Some new plants you can give them a quick dip in a bleach/water solution with 19 parts water and 1 part bleach. But, I wouldn't do that to Anacharis. It is a little more fragile then other stem plants. Just rinse it in water. 

I added new plants to my tanks yesterday and rinsed them in water before placing them in the tanks. I looked down at the water and saw a bunch of really small critters swimming and crawling around. I think alot of those were baby snails. Some I have no idea what they were. But, I was glad most were in the old water and not in my tanks.


----------



## Damon (Jan 18, 2005)

Bleaching is a last resort........
Potassium permagnate is all you need.
Check Home Depot or Lowes............


----------



## dfortunato (May 21, 2006)

o yea. i bought a nice anachris once. didnt rinse it off,about 3 weeks later,boom a million snails,anyone want any snails?


----------



## falconblack (Jun 5, 2006)

If you got snails try some clown loaches.I did this and in less then 1 week the snails were all gone and loaches were very fat and healthy.Just 2 loaches cleaned the tank.


----------



## violet (Mar 17, 2006)

Rinsing is useless if there are eggs and for every snail there may be 100 eggs. Both salt and bleach can hurt plants. As Simpte mentioned Potassium permagnate is the only real IMMEDIATE solution.

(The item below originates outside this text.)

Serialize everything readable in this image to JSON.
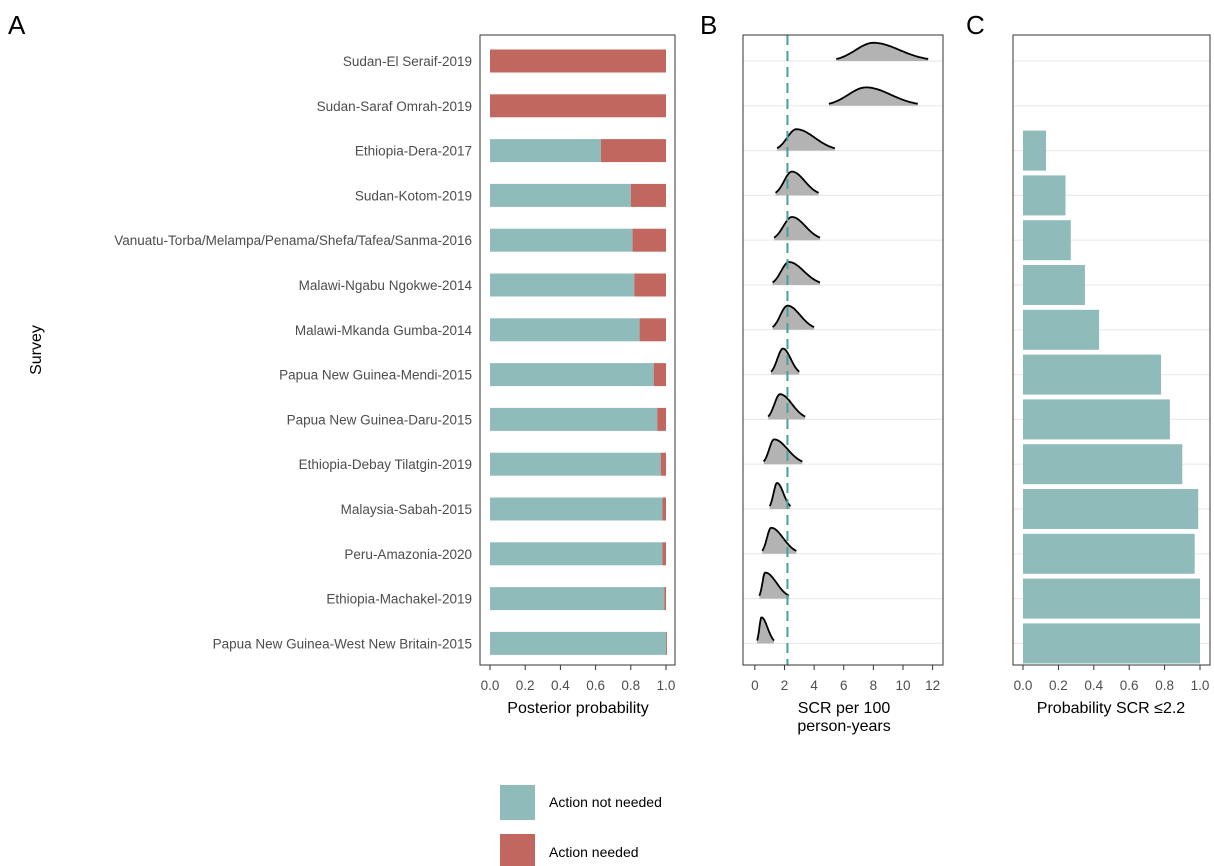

I like to quarrantine plants and see what I get. Most recently it was some blue rams I would have paid for. More likely you will get physid pondies though.

violet


----------



## Alin10123 (May 22, 2005)

violet said:


> Rinsing is useless if there are eggs and for every snail there may be 100 eggs. Both salt and bleach can hurt plants. As Simpte mentioned Potassium permagnate is the only real IMMEDIATE solution.
> 
> I like to quarrantine plants and see what I get. Most recently it was some blue rams I would have paid for. More likely you will get physid pondies though.
> 
> violet


What the? You got blue rams with your plants? 
AWESOME!


----------



## MyraVan (Jan 19, 2005)

To be honest, I don't bother to rinse quarantine plants.

In my experience snails aren't a problem. If you overfeed, they will have an amazing population growth, but if you don't overfeed you only end up with a few of them. I don't mind a few random pest snails in my tank. Ocasionally I squish some to provide some food for the fish, shrimps, and snails that I bought.

My pest snails are tiny ramshorns (about 4mm in diameter max) and tiny (3-4mm) things that look like miniature apple snails, even having an operculum! The latter are really cool and I never squish them, just the tiny ramshorns.


----------